Octavia strode in, walking straight up to him, the bearing of the queen that they called her. But he could still tell that she was scared, though of what, he wasn’t entirely certain. He knew his sister was there beneath the armor and the war paint, but she still carried herself with an air of formality, as if this wasn’t a meeting of siblings but a meeting of leaders.
Which, he realized almost belatedly, it was. It wasn’t easy for him to think of his sister as a leader, she had never wanted the job in the first place, but but seeing how the people in the bunker had responded to and listened to her, it was clear that she’d made the job her own. They respected her as Blodreina. The Red Queen.
But she was also Octavia, his little sister, and it was her, not Blodreina, who was scared. What was she afraid of? Not the prisoners, surely, she’d been in numerous tense situations and battles before and never flinched. It was almost as if she was afraid of… him? Of what he would say, of his judgment? Was that it?
Whatever it was, he needed to understand it. This didn’t need to be a meeting between leaders. He needed to be there for his sister.
“Help me understand what happened down there, O.” Bellamy said gently.
“You can’t.”
“I want to. Look, I can tell that you’re scared. And I know it isn’t anything about these new people we have to deal with, because you’re the most fearless person I’ve ever met. Which can only mean that you’re scared of me. But what I don’t understand is why.”
“Things have changed. I’ve changed.”
“That much I can tell. And that a third of the people died down there.”
“Don’t you think I know that? That’s a third of my people, Bell. My people.” Octavia’s voice was full of competing emotions, from sorrow to righteousness to anger to fear. “I never wanted any of this. You were more right than you knew with that Prometheus metaphor.” She was quiet for a moment, but Bellamy could tell she wasn’t finished, so he didn’t interrupt her thoughts. “I saved them, and sacrificed myself in the process.” She looked away from him.
“O…” Bellamy didn’t know what to say. He didn’t know what had happened. But right now, he knew that wasn’t what mattered. “O… if you need forgiveness, I’ll give that to you. You’re forgiven. Whatever war you had to fight down there to survive, it’s over, okay? You’re on the ground now. You made it. Your people made it.”
“I don’t deserve to be forgiven. Not for the things I’ve done.” Octavia whispered.

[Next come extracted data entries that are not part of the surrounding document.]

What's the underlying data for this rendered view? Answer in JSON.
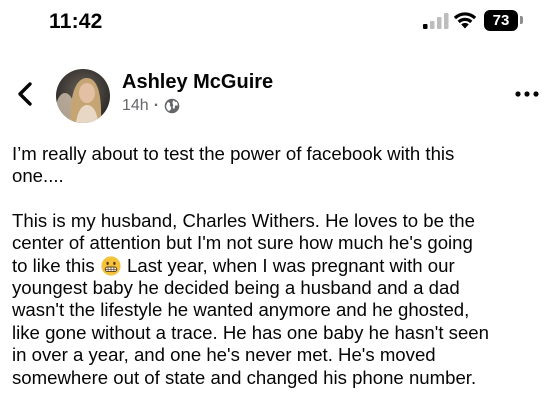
{
  "status_bar": {
    "time": "11:42",
    "battery_level": "73"
  },
  "post": {
    "author": "Ashley McGuire",
    "timestamp": "14h",
    "separator": "·",
    "audience_icon": "globe-icon",
    "paragraph_1": "I’m really about to test the power of facebook with this\none....",
    "paragraph_2_before_emoji": "This is my husband, Charles Withers. He loves to be the\ncenter of attention but I'm not sure how much he's going\nto like this",
    "emoji_icon": "grimacing-face-emoji",
    "paragraph_2_after_emoji": " Last year, when I was pregnant with our\nyoungest baby he decided being a husband and a dad\nwasn't the lifestyle he wanted anymore and he ghosted,\nlike gone without a trace. He has one baby he hasn't seen\nin over a year, and one he's never met. He's moved\nsomewhere out of state and changed his phone number."
  },
  "colors": {
    "text": "#050505",
    "secondary_text": "#65676b",
    "emoji_yellow": "#f5c33b"
  }
}
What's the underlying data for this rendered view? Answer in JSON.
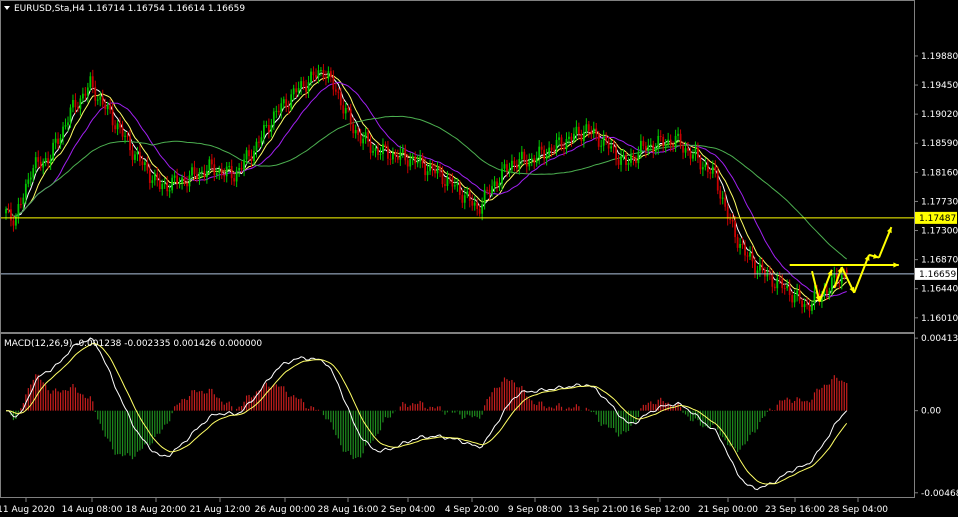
{
  "header": {
    "symbol_line": "EURUSD,Sta,H4  1.16714 1.16754 1.16614 1.16659",
    "macd_line": "MACD(12,26,9) -0.001238 -0.002335 0.001426 0.000000"
  },
  "colors": {
    "background": "#000000",
    "bull_candle": "#00c800",
    "bear_candle": "#c80000",
    "ma_fast": "#ffffff",
    "ma_mid": "#ffff66",
    "ma_slow": "#a020f0",
    "ma_long": "#4caf50",
    "level_line": "#ffff00",
    "price_line": "#b0c4de",
    "macd_pos": "#c81e1e",
    "macd_neg": "#1e8c1e",
    "macd_main": "#ffffff",
    "macd_signal": "#ffff66",
    "annotation": "#ffff00"
  },
  "chart_data": [
    {
      "type": "candlestick",
      "panel": "price",
      "ylim": [
        1.1583,
        1.205
      ],
      "y_ticks": [
        1.1988,
        1.1945,
        1.1902,
        1.1859,
        1.1816,
        1.1773,
        1.173,
        1.1687,
        1.1644,
        1.1601
      ],
      "y_tick_labels": [
        "1.19880",
        "1.19450",
        "1.19020",
        "1.18590",
        "1.18160",
        "1.17730",
        "1.17300",
        "1.16870",
        "1.16440",
        "1.16010"
      ],
      "level_price": 1.17487,
      "level_label": "1.17487",
      "current_price": 1.16659,
      "current_label": "1.16659",
      "x_labels": [
        "11 Aug 2020",
        "14 Aug 08:00",
        "18 Aug 20:00",
        "21 Aug 12:00",
        "26 Aug 00:00",
        "28 Aug 16:00",
        "2 Sep 04:00",
        "4 Sep 20:00",
        "9 Sep 08:00",
        "13 Sep 21:00",
        "16 Sep 12:00",
        "21 Sep 00:00",
        "23 Sep 16:00",
        "28 Sep 04:00"
      ],
      "anchors": [
        [
          0,
          1.176
        ],
        [
          4,
          1.1745
        ],
        [
          10,
          1.182
        ],
        [
          18,
          1.184
        ],
        [
          26,
          1.1905
        ],
        [
          34,
          1.1945
        ],
        [
          44,
          1.189
        ],
        [
          52,
          1.1842
        ],
        [
          62,
          1.1795
        ],
        [
          72,
          1.1805
        ],
        [
          82,
          1.1822
        ],
        [
          92,
          1.1812
        ],
        [
          100,
          1.185
        ],
        [
          108,
          1.19
        ],
        [
          118,
          1.194
        ],
        [
          128,
          1.1968
        ],
        [
          134,
          1.193
        ],
        [
          140,
          1.188
        ],
        [
          148,
          1.185
        ],
        [
          156,
          1.1842
        ],
        [
          164,
          1.1835
        ],
        [
          174,
          1.1815
        ],
        [
          182,
          1.1792
        ],
        [
          190,
          1.1762
        ],
        [
          196,
          1.1795
        ],
        [
          204,
          1.183
        ],
        [
          212,
          1.1835
        ],
        [
          222,
          1.1855
        ],
        [
          234,
          1.188
        ],
        [
          242,
          1.1858
        ],
        [
          250,
          1.1828
        ],
        [
          256,
          1.185
        ],
        [
          262,
          1.1858
        ],
        [
          270,
          1.1863
        ],
        [
          278,
          1.1838
        ],
        [
          286,
          1.181
        ],
        [
          292,
          1.174
        ],
        [
          298,
          1.1695
        ],
        [
          306,
          1.1665
        ],
        [
          316,
          1.164
        ],
        [
          322,
          1.1618
        ],
        [
          328,
          1.1632
        ],
        [
          334,
          1.1655
        ],
        [
          339,
          1.1666
        ]
      ],
      "ma_periods": [
        5,
        10,
        20,
        60
      ],
      "arrows": [
        [
          [
            325,
            1.167
          ],
          [
            328,
            1.1625
          ]
        ],
        [
          [
            328,
            1.1625
          ],
          [
            333,
            1.1672
          ]
        ],
        [
          [
            334,
            1.1645
          ],
          [
            337,
            1.1676
          ]
        ],
        [
          [
            337,
            1.1676
          ],
          [
            342,
            1.1638
          ]
        ],
        [
          [
            342,
            1.1638
          ],
          [
            348,
            1.1694
          ]
        ],
        [
          [
            348,
            1.1694
          ],
          [
            352,
            1.169
          ]
        ],
        [
          [
            352,
            1.169
          ],
          [
            357,
            1.1735
          ]
        ]
      ],
      "hline_annotation": [
        [
          316,
          1.1679
        ],
        [
          360,
          1.1679
        ]
      ]
    },
    {
      "type": "macd",
      "panel": "indicator",
      "params": [
        12,
        26,
        9
      ],
      "ylim": [
        -0.00475,
        0.0042
      ],
      "y_ticks": [
        0.004136,
        0.0,
        -0.004681
      ],
      "y_tick_labels": [
        "0.004136",
        "0.00",
        "-0.004681"
      ],
      "last_values": {
        "main": -0.001238,
        "signal": -0.002335,
        "histogram": 0.001426
      }
    }
  ]
}
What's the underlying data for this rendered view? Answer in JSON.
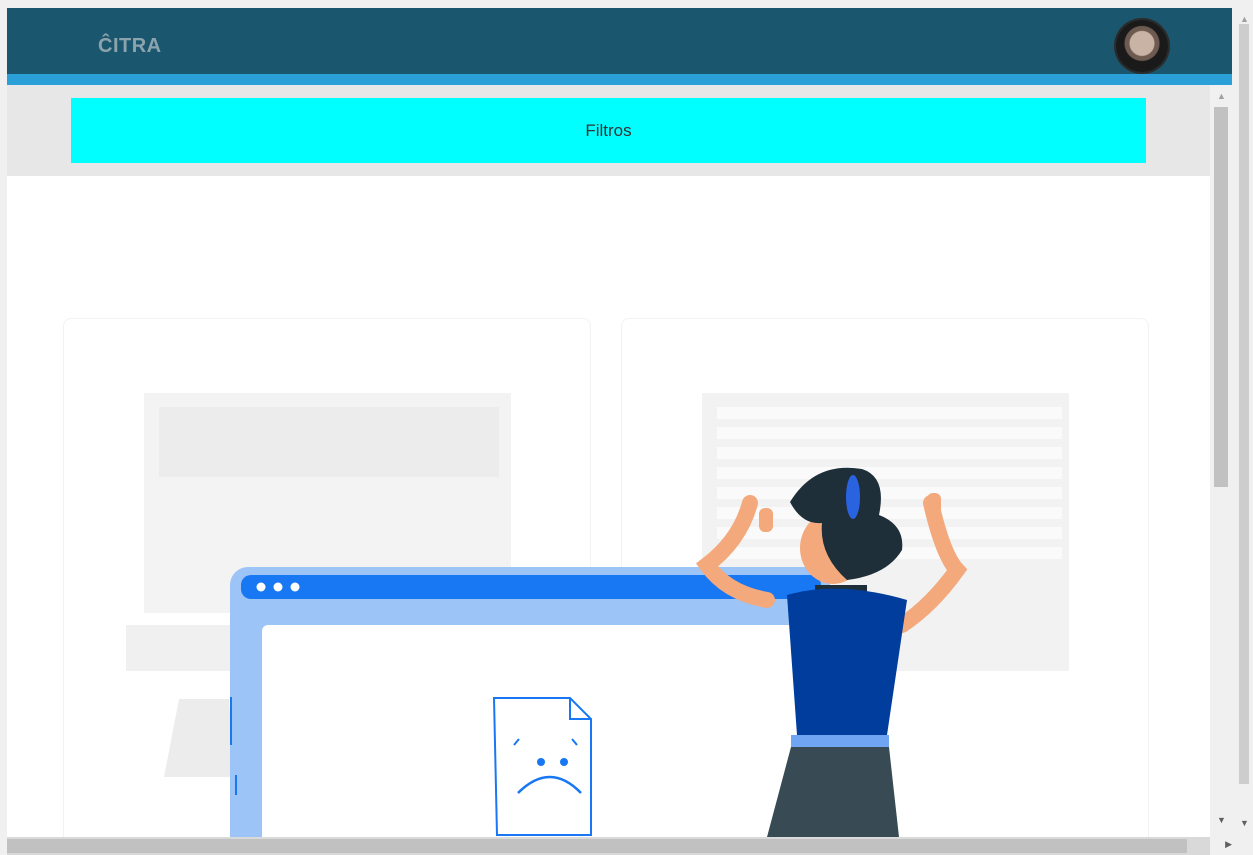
{
  "header": {
    "logo": "ĈITRA"
  },
  "filters": {
    "label": "Filtros"
  },
  "colors": {
    "header_bg": "#1b566f",
    "header_accent": "#2ba0d8",
    "filter_bar": "#00ffff"
  },
  "icons": {
    "avatar": "user-avatar",
    "empty_state": "sad-document-illustration"
  }
}
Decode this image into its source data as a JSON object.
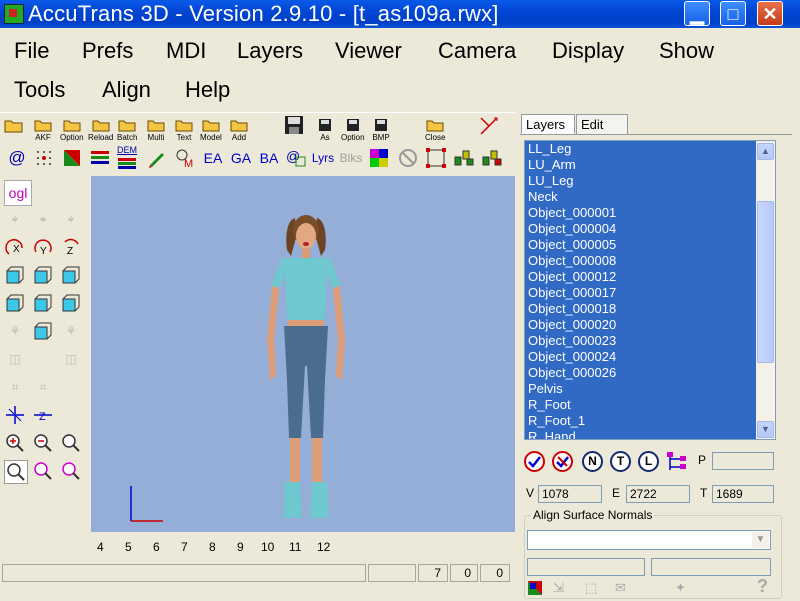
{
  "window": {
    "title": "AccuTrans 3D - Version 2.9.10 - [t_as109a.rwx]",
    "minimize_glyph": "▁",
    "maximize_glyph": "□",
    "close_glyph": "✕"
  },
  "menu": {
    "row1": [
      "File",
      "Prefs",
      "MDI",
      "Layers",
      "Viewer",
      "Camera",
      "Display",
      "Show"
    ],
    "row2": [
      "Tools",
      "Align",
      "Help"
    ]
  },
  "toolbar": {
    "row1_labels": [
      "AKF",
      "Option",
      "Reload",
      "Batch",
      "Multi",
      "Text",
      "Model",
      "Add",
      "As",
      "Option",
      "BMP",
      "Close"
    ],
    "row2_labels": [
      "@",
      "DEM",
      "EA",
      "GA",
      "BA",
      "Lyrs",
      "Blks"
    ]
  },
  "left_tools": {
    "ogl_label": "ogl",
    "axis_labels": [
      "X",
      "Y",
      "Z"
    ]
  },
  "viewport": {
    "background": "#95aed8",
    "ruler": [
      "4",
      "5",
      "6",
      "7",
      "8",
      "9",
      "10",
      "11",
      "12"
    ]
  },
  "status_bar": {
    "fields": [
      "7",
      "0",
      "0"
    ]
  },
  "right_panel": {
    "tabs": [
      "Layers",
      "Edit"
    ],
    "layers": [
      "LL_Leg",
      "LU_Arm",
      "LU_Leg",
      "Neck",
      "Object_000001",
      "Object_000004",
      "Object_000005",
      "Object_000008",
      "Object_000012",
      "Object_000017",
      "Object_000018",
      "Object_000020",
      "Object_000023",
      "Object_000024",
      "Object_000026",
      "Pelvis",
      "R_Foot",
      "R_Foot_1",
      "R_Hand"
    ],
    "action_buttons": [
      "N",
      "T",
      "L"
    ],
    "p_label": "P",
    "p_value": "",
    "v_label": "V",
    "v_value": "1078",
    "e_label": "E",
    "e_value": "2722",
    "t_label": "T",
    "t_value": "1689",
    "align_title": "Align Surface Normals",
    "help_glyph": "?",
    "selection_color": "#316ac5"
  }
}
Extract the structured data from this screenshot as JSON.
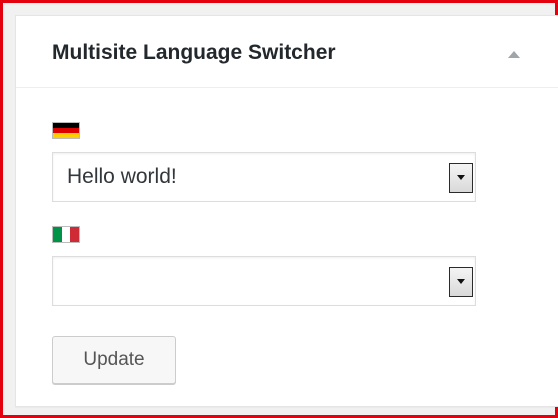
{
  "widget": {
    "title": "Multisite Language Switcher",
    "toggle_icon": "triangle-up-icon"
  },
  "languages": [
    {
      "flag_icon": "flag-de-icon",
      "flag_colors": [
        "#000000",
        "#dd0000",
        "#ffce00"
      ],
      "selected_value": "Hello world!"
    },
    {
      "flag_icon": "flag-it-icon",
      "flag_colors": [
        "#009246",
        "#ffffff",
        "#ce2b37"
      ],
      "selected_value": ""
    }
  ],
  "actions": {
    "update_label": "Update"
  },
  "colors": {
    "highlight_border": "#e3000f",
    "title_text": "#23282d",
    "toggle_arrow": "#a0a5aa"
  }
}
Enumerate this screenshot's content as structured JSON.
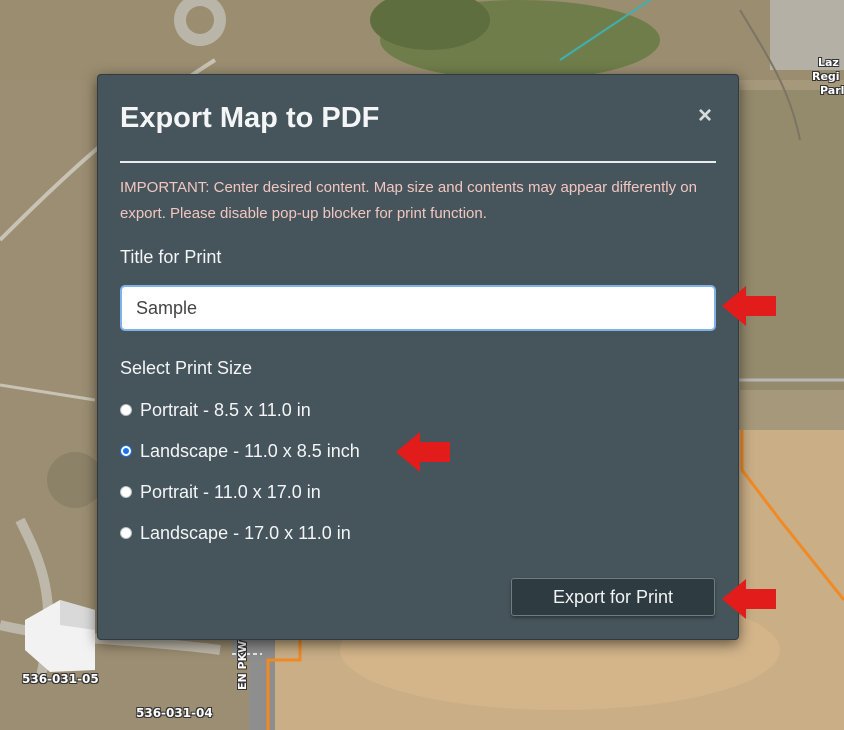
{
  "dialog": {
    "title": "Export Map to PDF",
    "close_symbol": "×",
    "notice": "IMPORTANT: Center desired content. Map size and contents may appear differently on export. Please disable pop-up blocker for print function.",
    "title_label": "Title for Print",
    "title_value": "Sample",
    "size_label": "Select Print Size",
    "sizes": [
      {
        "label": "Portrait - 8.5 x 11.0 in",
        "checked": false
      },
      {
        "label": "Landscape - 11.0 x 8.5 inch",
        "checked": true
      },
      {
        "label": "Portrait - 11.0 x 17.0 in",
        "checked": false
      },
      {
        "label": "Landscape - 17.0 x 11.0 in",
        "checked": false
      }
    ],
    "export_label": "Export for Print"
  },
  "map": {
    "parcel_labels": [
      "536-031-05",
      "536-031-04"
    ],
    "street_labels": [
      "EN PKWY",
      "Laz",
      "Regi",
      "Parl"
    ]
  },
  "colors": {
    "dialog_bg": "#46555b",
    "notice_text": "#f2c6c0",
    "parcel_outline": "#f08a24",
    "annotation_arrow": "#e21b1b"
  }
}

“Forgiveness isn’t about what you deserve. It is about what you need.” Bellamy moved closer to her. “O… I know what it’s like to be in a situation where you have no good choices, believe me. There’s nothing you could have done that is worse than what I have.”
“You willing to bet on that?” Octavia turned away from him, clutching the edges of the table in front of her, but he didn’t miss the agonized look on her face as it disappeared from view. “The world we were trapped in… Bell, you can’t understand it.”
“Right, because I don’t know what it’s like to be trapped in an enclosed space with limited resources and no way out. Because that isn’t exactly the same situation we were in on the Ring.”
Octavia whipped back around, eyes now angry. “Being trapped in space with seven of you, compared to being trapped underground with over a thousand people is not the same thing, Bell, and you know it.”
“Not exactly the same, no. But I will bet that any question of survival, any life or death scenario that you had to consider, is something we did too. We had nothing but time to talk about all of the potential scenarios we could find ourselves in.”
“Potential scenarios are very different from reality. My reality. My reality… was hell, and I was the Devil.”
“O, you don’t mean that.”
“I had to be. That’s the only way it worked. It wasn’t my first choice, believe me, I tried other ways, but - you don’t know what we went through. And I don’t know how I could even begin to explain it.”
“You don’t have to do it right now. I want to know, but - I understand, you’re not ready to talk about it yet. But I am here for you. Please believe me. No matter what.”
“I’ll try.” Octavia said, still not meeting his eyes. “It’s just… it’s hard, for me to trust that right now. And it’s not you, I promise it isn’t personal, it’s just -”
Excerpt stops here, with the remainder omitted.